Dec. 4th, 2014

hudebnik: (devil duck)
So once again a white on-duty police officer has killed an unarmed, mostly-innocent black man, in violation of his own department's policies, and will face no criminal charges; it's not clear whether he will receive any negative feedback from his employer, or will be subject to a civil suit.

Part of the issue is race, of course -- this kind of thing seems to keep happening with white officers and black civilians. But there's a larger problem which would remain even if there were no racial angle.

One of the qualities of a State, in libertarian terms, is "a monopoly on the legitimate use of violence." Our society routinely hires people to exercise that "legitimate use of violence": soldiers, executioners, jailers, police officers. All of these people are expected to do, as part of their job descriptions, things that would normally be criminal offenses, because they're allegedly acting not as individuals but as representatives of the State. If these people were held to the exact same standards as ordinary civilians, they couldn't do their jobs and nobody with any sense would accept such a job.

But our problem right now is the opposite: we've hired people to be violent on behalf of the State, and effectively immunized them from any personal responsibility for their actions on duty; we've given them individual discretion far exceeding their training and mandate.

One expects the severity of the action to be correlated with the strictness of the procedures. An executioner, in killing people, has to follow a very precise script, after a procedure of months or years has allegedly established guilt beyond a reasonable doubt. A jailer isn't supposed to kill people at all, but can use violence to keep people in captivity, again after a lengthy legal procedure. A soldier, in killing people, obviously doesn't have time for all that "in the field"; the person to be killed is decided to be a legitimate target in a matter of seconds by virtue of appearance, physical location (in a war zone, outside the U.S.), and (perhaps) the appearance of posing an immediate threat. A police officer applies basically all the same criteria, except that the people to be harmed or killed are inside the U.S. and (mostly) citizens, so there are stricter standards: a police officer is supposed to follow legal procedures (which frankly can be pretty complex), while still making decisions in a matter of seconds. And a police officer isn't hired to kill people, but only to use that as a rare last resort. [Note the remarkable similarity between a police officer and a soldier. I'll get back to this.]

I suspect that there's no objectively "right" answer, only a continuum of unsatisfactory compromises. People with a right-wing mind set of "it's a tough world out there, and it takes a tough man unfettered by bureaucracy to get the job done" will prefer one end of the spectrum, while those with a left-wing mind set of "we're a nation of laws, not of men; people's rights should be taken from them only after commensurate due process" will prefer the other end of the spectrum.

However, as I was thinking through this post, I mused "police officers need guns and some individual discretion in order to do their jobs," and [livejournal.com profile] shalmestere said "Like in England, where the police don't routinely carry guns?"

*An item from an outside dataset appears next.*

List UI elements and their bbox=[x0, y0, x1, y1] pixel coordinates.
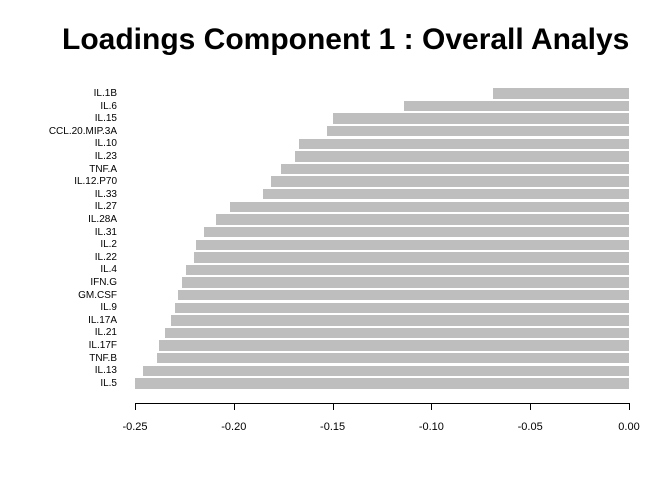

Even civilians may under some circumstances be permitted violence, mostly in defending themselves or others from immediate danger. But (except in "stand your ground" states) they're expected to use no more force than necessary, to take reasonable measures to avoid confrontation, to call the cops if possible rather than confronting bad guys directly, etc. Come to think of it, these are all things that we'd like to expect of police too.

I suspect that in many countries, police officers don't think of themselves as "soldiers with stricter rules of engagement," but rather as "civilians with a special duty." Not "trained killers minus some of their discretion," but "good neighbors plus some extra trust."